Actor, writer, director and magician Andy Nyman adds another string to his bow as Tevye in Fiddler on the Roof at London’s Playhouse Theatre.
Nyman (Ghost Stories, Dead Set) steps into Topol‘s sizeable shoes and proves he can sing as well as he can get ripped apart by zombies. The rest of the cast are equally solid, even if their Ukrainian Yiddish accents have a tendency to wander like it’s some kind of diaspora.
The impressive set is beautifully lit by lamps outside the shtetl houses, with the band and even punters incorporated into the staging, breaking the fourth wall like in the Norman Jewison version. Incidentally Jewison isn’t Jewish, so please refrain from abusing him online (even though he did technically kill Jesus in Jesus Christ Superstar).

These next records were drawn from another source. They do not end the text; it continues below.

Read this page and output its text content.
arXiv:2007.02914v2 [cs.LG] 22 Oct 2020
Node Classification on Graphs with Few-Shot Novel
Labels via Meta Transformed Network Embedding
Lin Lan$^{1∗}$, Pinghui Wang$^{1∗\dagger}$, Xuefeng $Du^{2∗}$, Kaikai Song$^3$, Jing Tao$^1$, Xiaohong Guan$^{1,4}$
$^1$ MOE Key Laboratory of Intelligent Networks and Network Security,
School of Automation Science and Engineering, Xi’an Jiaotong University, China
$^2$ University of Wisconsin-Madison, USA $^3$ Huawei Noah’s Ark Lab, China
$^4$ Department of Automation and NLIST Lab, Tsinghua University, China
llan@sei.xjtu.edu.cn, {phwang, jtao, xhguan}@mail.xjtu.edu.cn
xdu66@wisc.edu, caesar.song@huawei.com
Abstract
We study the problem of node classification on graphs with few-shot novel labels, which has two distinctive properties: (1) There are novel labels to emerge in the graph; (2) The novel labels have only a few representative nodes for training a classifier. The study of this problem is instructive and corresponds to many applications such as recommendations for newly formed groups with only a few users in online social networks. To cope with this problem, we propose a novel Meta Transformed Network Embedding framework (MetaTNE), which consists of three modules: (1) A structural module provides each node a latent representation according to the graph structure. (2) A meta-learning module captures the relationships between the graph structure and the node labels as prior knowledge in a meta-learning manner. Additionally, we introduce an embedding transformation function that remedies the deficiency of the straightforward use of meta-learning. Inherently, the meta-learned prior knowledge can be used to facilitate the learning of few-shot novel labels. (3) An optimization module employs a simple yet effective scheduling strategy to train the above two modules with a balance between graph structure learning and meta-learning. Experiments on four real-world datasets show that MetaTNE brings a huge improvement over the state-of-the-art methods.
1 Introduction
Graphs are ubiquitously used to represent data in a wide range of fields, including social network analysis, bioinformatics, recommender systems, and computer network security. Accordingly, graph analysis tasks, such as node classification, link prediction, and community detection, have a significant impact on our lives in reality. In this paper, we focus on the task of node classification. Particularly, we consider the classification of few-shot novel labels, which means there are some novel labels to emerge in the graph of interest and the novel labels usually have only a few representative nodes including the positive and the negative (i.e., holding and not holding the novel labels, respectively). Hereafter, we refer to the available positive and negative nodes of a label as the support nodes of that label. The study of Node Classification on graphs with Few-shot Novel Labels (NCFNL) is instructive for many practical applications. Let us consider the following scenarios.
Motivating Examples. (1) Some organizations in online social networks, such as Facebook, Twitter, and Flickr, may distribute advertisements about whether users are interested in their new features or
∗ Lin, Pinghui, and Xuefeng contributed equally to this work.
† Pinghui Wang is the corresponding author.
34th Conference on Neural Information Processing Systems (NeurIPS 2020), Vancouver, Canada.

The current climate of antisemitism haunts the production, lending weight to Tevye’s cry of “Some things do not change for us. Some things will never change,” encapsulating the Jewish condition both in terms of tradition (TRADITION!) and persecution.
While this tension between liberalisation and custom was updated in last year’s Jewish lesbian drama Disobedience (AKA Fiddle Her on the Roof), the songs remain as catchy and witty as ever, articulating ideas that deserve to be shouted from the rooftops: “Some are driven away by edicts, others by silence.”